Capping simultaneous tasks in Hadoop

Fair Scheduler Pools Screenshot

We’ve run into several situations in Hadoop where we want to prevent a job from using more than a certain number of slots. Some of our jobs have external resources that don’t scale. One task needs to talk to a MySQL database. Another writes to our Solr cluster. These are jobs that we know beyond a certain point they don’t go any faster – if we have 200 mappers running, it’s not any faster than 50. We moved to the fair scheduler partially to alleviate some of these concerns. The idea was if multiple jobs are running at once, they aren’t likely to be the same type of job.

The other day I ran into a problem again and decided to take a look around to see if anyone had done anything in this direction. The first issue was HADOOP-5170 which ended with a consensus that the functionality should be in the scheduler, not part of Map Reduce proper. MAPREDUCE-698 is to add a per-pool simultaneous tasks cap to the Fair Scheduler, which is a much better idea than to cap it on the job level.

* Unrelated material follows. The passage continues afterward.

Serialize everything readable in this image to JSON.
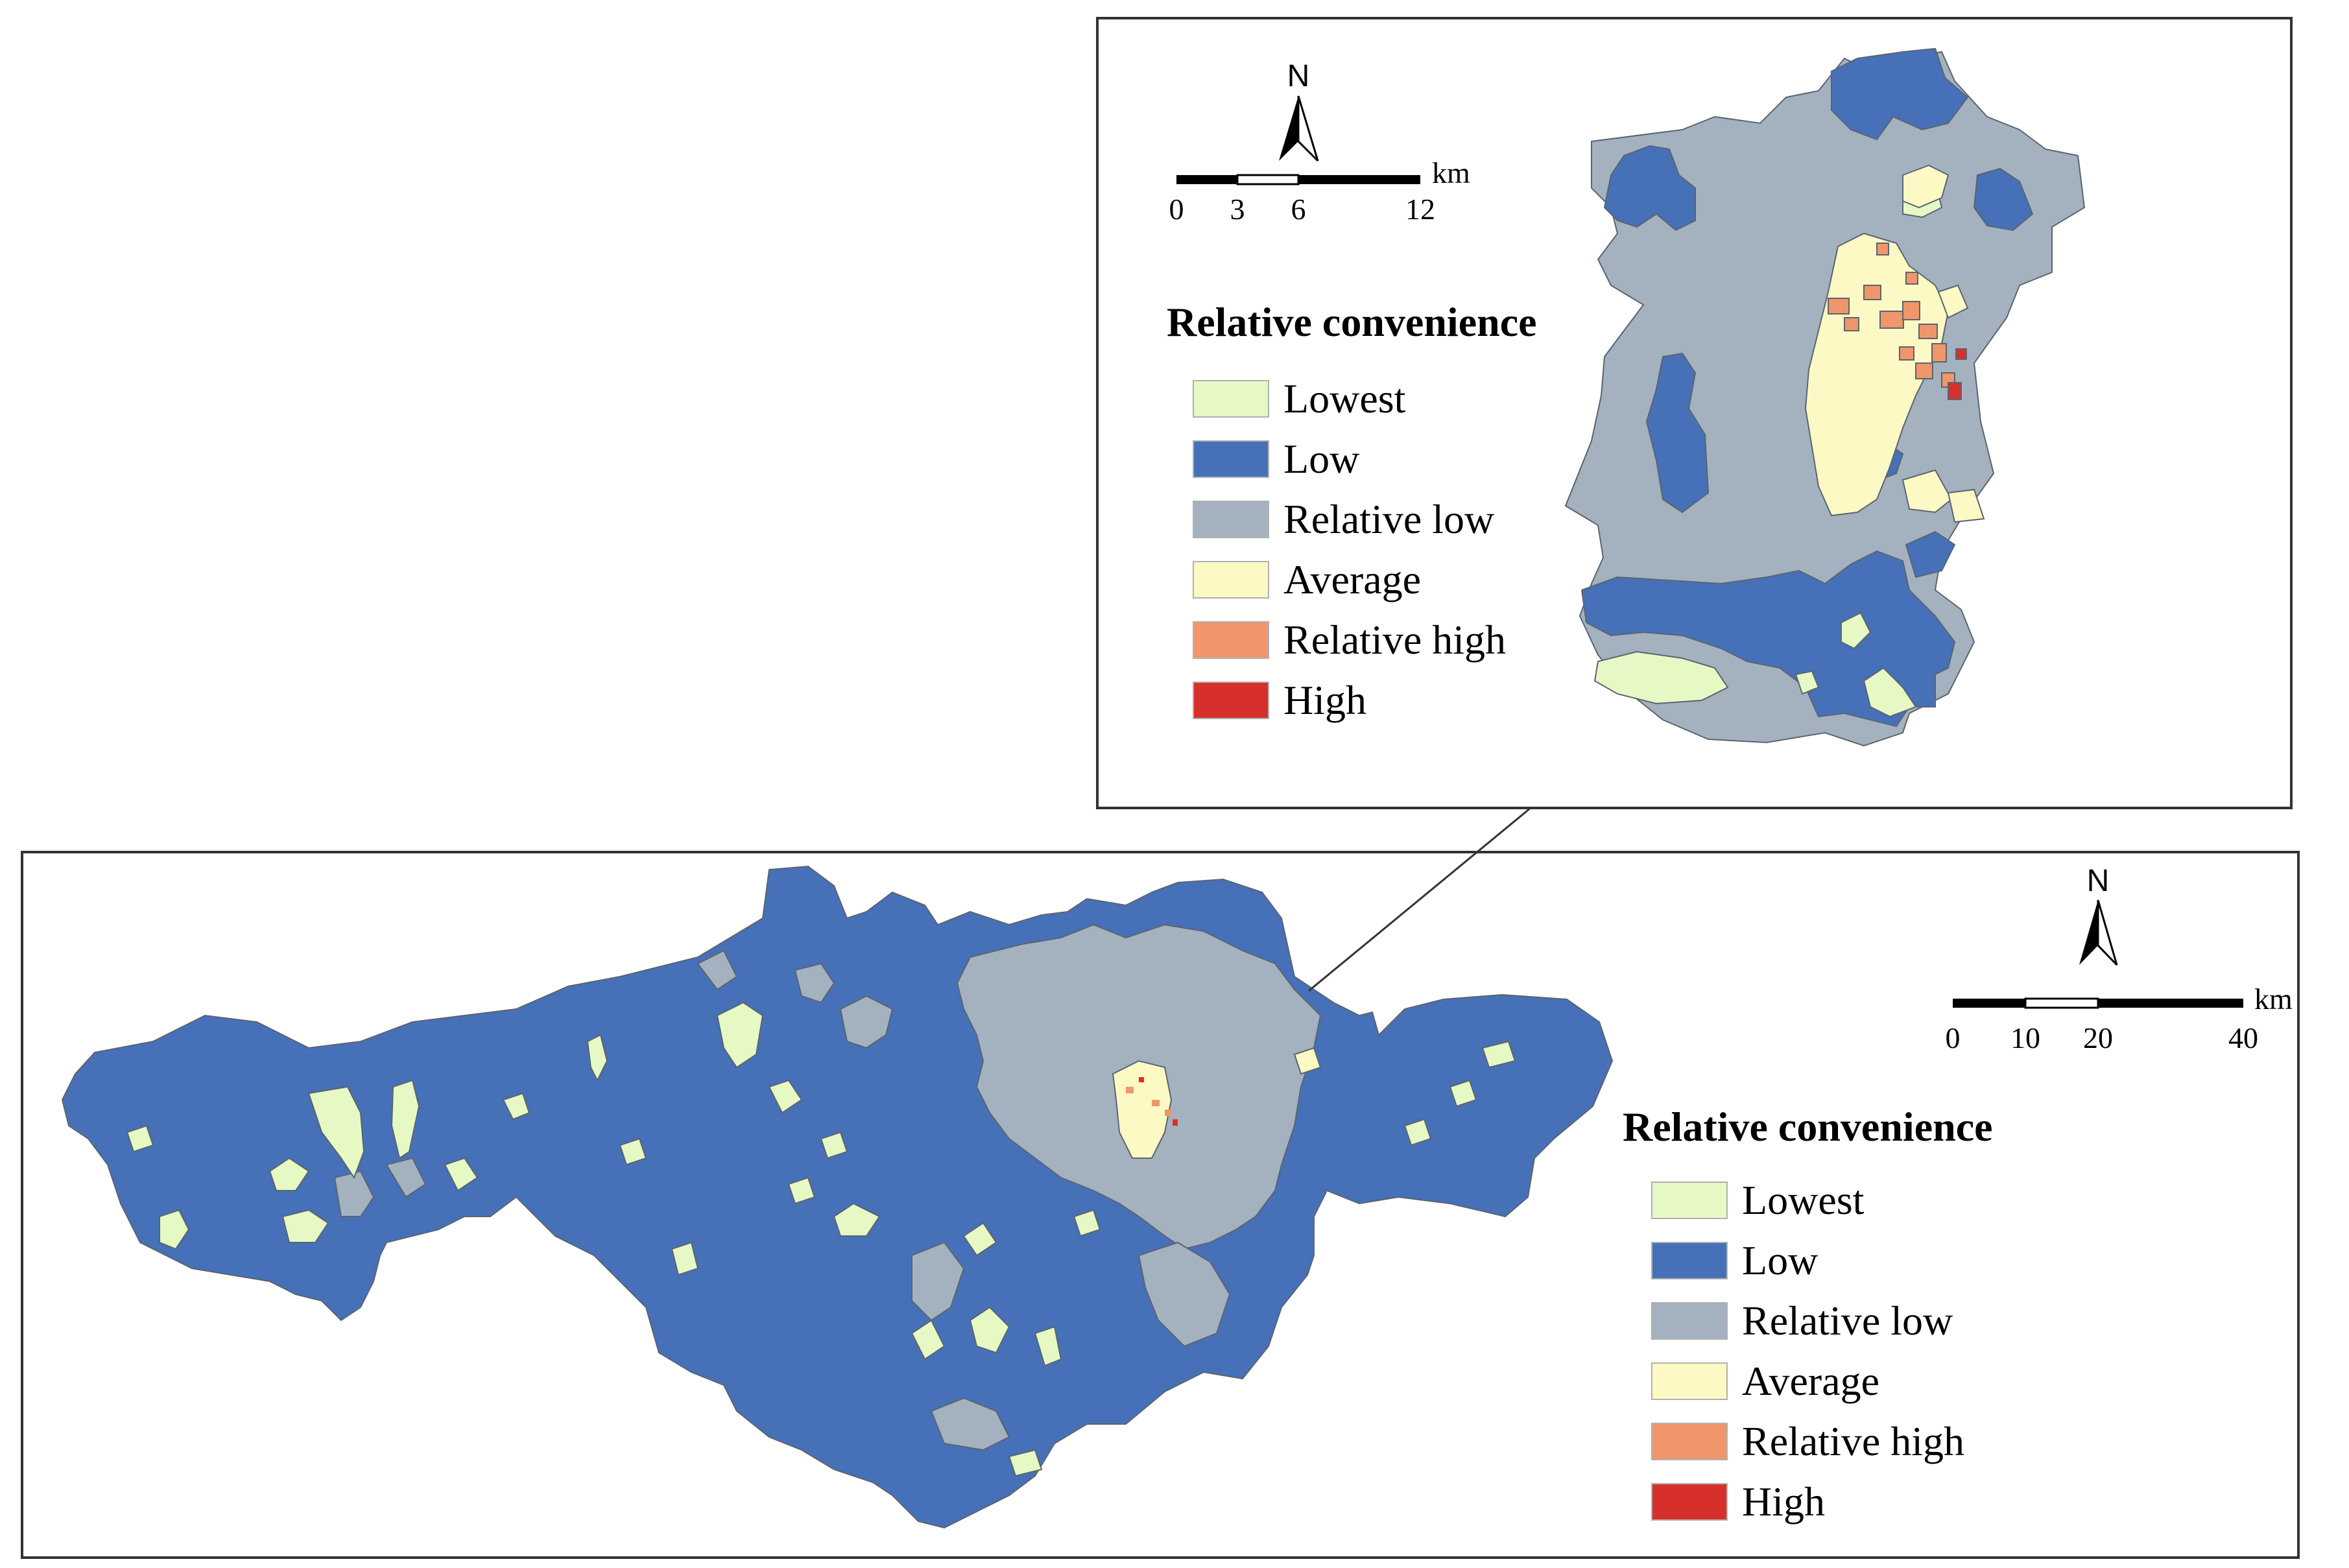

If your jobs rely on external services like a database or web service, you can run those jobs in a particular pool. If you have two jobs in this pool, then they will share the cap, and the load on your database remains constant. Also, these tasks can be assigned a set minimum on their pool to ensure that you don’t have the database sitting there idle, and then have half your hadoop cluster sitting idle later when you are waiting for these jobs to finish.

If your jobs have very long-running tasks, like when building a Lucene index in a reducer, you may want to avoid having these jobs grab slots during gaps when there are no jobs running. I see this frequently when one job finishes, and in the time before the dependent job starts up, all the slots have been taken by another job. Without preemption, you can end up increasing latency a lot.